We share the concern of the Minister that the Welsh Government was only made aware of the Bill just before its introduction to the UK Parliament. At a time of such constitutional upheaval as a result of the UK’s withdrawal from the European Union, the need for governments to work together in a spirit of trust and co-operation is paramount. The UK Government’s approach in relation to this Bill is therefore unhelpful. It reinforces the concerns raised in our report [on] UK governance post-Brexit, which identifies changes and improvements that we believe are necessary to the way governments work together in the future.

Concluding remarks

Viewing the territorial constitution—or any aspect of the constitution—exclusively through the prism of Brexit is liable to give a misleading, or at least a partial, impression. That is so not least because of the extraordinarily unusual set of circumstances that Brexit represents, and the unique pressures that it therefore brings to bear on the UK’s constitutional arrangements. At the same time, however, it would be mistaken to presuppose that the sort of constitutional issues highlighted by the Healthcare Bill are hermetically confined to the context of the UK’s departure from the EU. Such a Brexit-exceptionalist analysis would risk underestimating the potential longer term significance of the constitutional matters on which exit from the EU shines such a penetrating light.

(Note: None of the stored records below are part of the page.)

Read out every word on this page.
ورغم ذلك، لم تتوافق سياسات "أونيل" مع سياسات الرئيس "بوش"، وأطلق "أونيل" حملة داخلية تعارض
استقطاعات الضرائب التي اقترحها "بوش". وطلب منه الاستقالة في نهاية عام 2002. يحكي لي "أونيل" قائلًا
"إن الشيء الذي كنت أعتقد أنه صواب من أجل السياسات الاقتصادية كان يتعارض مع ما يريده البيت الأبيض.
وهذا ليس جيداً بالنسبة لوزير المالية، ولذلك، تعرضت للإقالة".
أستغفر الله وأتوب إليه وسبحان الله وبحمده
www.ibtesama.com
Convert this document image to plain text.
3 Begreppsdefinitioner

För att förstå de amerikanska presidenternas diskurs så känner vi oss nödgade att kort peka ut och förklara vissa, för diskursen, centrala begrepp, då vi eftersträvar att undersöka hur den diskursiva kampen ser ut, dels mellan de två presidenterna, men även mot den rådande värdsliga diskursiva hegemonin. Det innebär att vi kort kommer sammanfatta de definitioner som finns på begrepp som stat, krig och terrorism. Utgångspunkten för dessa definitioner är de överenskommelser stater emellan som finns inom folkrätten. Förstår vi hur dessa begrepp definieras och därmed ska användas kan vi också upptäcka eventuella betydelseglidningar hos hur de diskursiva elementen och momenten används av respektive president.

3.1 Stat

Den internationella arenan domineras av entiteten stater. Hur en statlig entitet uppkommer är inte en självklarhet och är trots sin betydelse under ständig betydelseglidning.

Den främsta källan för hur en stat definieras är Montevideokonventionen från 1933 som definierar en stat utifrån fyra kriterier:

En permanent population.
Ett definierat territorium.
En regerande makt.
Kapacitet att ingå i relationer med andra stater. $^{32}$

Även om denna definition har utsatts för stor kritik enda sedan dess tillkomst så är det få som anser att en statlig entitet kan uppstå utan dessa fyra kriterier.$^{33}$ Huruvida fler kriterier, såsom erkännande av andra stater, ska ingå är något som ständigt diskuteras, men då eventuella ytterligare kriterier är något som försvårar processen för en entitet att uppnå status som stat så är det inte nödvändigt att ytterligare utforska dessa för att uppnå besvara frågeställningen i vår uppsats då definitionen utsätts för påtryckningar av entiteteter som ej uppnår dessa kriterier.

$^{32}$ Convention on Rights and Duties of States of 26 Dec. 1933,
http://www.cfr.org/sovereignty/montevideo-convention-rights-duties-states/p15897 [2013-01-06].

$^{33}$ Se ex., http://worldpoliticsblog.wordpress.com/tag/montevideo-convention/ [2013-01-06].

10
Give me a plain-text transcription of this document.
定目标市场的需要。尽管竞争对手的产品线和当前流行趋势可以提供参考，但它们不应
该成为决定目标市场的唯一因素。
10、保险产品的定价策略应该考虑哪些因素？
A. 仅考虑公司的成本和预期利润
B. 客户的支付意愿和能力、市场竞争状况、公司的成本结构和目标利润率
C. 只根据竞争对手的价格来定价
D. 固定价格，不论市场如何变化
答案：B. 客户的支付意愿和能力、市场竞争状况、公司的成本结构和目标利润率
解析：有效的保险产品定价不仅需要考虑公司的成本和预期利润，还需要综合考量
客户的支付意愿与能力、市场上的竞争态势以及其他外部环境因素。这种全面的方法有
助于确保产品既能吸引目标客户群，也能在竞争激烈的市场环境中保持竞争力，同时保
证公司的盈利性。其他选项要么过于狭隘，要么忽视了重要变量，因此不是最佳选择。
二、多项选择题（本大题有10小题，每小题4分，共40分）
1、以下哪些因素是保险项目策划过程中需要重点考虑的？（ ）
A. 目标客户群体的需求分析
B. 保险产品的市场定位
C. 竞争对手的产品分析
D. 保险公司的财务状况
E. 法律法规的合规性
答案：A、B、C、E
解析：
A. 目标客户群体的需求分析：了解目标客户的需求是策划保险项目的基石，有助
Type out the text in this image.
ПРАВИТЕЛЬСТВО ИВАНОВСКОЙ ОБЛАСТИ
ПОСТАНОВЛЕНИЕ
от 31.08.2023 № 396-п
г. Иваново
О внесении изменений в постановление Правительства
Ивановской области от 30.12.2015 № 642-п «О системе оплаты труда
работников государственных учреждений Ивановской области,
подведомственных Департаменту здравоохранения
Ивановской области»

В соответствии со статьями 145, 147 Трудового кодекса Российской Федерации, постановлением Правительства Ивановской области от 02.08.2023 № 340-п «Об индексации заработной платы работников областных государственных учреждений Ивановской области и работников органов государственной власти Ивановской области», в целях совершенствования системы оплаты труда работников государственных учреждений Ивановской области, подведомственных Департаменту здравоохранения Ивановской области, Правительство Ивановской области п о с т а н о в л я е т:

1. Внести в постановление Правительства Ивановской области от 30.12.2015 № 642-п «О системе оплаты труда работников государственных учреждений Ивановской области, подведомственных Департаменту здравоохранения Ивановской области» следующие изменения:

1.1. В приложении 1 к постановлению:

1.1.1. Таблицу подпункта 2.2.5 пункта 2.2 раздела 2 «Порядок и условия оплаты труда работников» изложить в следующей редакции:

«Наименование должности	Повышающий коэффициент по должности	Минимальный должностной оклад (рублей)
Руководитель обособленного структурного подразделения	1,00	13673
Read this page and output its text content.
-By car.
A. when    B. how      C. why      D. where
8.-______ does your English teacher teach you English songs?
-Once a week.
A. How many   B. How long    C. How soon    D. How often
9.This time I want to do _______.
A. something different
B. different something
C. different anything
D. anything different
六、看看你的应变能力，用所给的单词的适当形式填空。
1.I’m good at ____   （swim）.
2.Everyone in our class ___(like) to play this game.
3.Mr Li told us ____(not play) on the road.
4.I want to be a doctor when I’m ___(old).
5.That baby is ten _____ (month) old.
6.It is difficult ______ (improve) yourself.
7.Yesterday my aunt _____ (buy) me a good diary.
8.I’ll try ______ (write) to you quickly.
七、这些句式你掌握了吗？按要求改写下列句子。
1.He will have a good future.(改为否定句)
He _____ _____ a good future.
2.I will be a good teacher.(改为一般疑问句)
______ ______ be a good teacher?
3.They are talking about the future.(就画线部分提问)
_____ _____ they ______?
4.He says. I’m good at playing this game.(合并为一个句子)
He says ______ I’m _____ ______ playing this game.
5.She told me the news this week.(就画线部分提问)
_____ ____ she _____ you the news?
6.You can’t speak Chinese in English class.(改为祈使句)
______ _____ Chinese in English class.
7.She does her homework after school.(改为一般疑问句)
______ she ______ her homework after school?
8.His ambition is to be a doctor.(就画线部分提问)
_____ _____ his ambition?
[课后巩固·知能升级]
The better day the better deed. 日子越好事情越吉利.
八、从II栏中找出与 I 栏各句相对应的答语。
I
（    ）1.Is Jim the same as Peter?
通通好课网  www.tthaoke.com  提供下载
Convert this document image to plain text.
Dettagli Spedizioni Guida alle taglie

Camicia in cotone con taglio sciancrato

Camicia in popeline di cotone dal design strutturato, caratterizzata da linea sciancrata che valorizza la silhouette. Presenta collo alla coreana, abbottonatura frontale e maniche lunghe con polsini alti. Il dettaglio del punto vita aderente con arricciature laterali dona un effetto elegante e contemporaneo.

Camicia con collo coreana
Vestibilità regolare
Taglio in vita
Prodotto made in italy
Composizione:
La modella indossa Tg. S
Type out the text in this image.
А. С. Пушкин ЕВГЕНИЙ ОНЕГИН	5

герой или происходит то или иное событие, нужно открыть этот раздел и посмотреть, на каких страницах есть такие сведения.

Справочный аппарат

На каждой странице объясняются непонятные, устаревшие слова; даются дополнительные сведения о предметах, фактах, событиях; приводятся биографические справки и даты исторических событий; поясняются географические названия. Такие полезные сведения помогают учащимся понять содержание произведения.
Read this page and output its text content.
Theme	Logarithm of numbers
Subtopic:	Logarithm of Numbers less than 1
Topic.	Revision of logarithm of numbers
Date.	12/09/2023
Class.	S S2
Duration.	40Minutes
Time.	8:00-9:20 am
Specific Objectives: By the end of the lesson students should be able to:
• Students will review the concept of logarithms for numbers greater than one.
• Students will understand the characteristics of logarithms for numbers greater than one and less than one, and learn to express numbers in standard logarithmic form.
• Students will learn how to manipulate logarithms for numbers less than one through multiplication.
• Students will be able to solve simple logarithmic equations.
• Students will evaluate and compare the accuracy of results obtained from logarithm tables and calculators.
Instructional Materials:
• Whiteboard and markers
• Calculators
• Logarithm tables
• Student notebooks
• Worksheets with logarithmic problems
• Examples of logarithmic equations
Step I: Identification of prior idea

The accretion of executive, at the expense of parliamentary, law-making power and the potential fragility of the territorial constitution in the face of a high-handed approach by UK institutions are ubiquitous issues that transcend the particular context of Brexit. It would thus be recklessly complacent to assume that the constitutional impact of legislation such as the Healthcare Bill will be confined to the Brexit context in which it is being enacted. On the contrary, the risk arises that such Brexit-related legislation will be relied upon by future governments as precedent for sweeping executive powers, while the UK Government’s insensitivity to the territorial constitutional settlement and its correspondingly imperious approach to intergovernmental relations will likely reverberate for a considerable time to come. None of this, of course, is to suggest that a single piece of legislation such as the Healthcare Bill is capable of precipitating a constitutional crisis. Nor is it to suggest that such a crisis necessarily lies in store thanks to the constitutional difficulties created and underlined by Brexit. But the Healthcare Bill—along with other Brexit-related legislation—does serve to illuminate a set of underlying issues concerning the balance of powers under the UK constitution. And while those issues self-evidently long predate Brexit, it is very likely that our understanding of them in the future will be informed, at least to some extent, both by the Brexit process generally and by the legislation that it has precipitated.

The author is a legal advisor to the House of Lords Constitution Committtee. This post, however, is written purely in his personal capacity.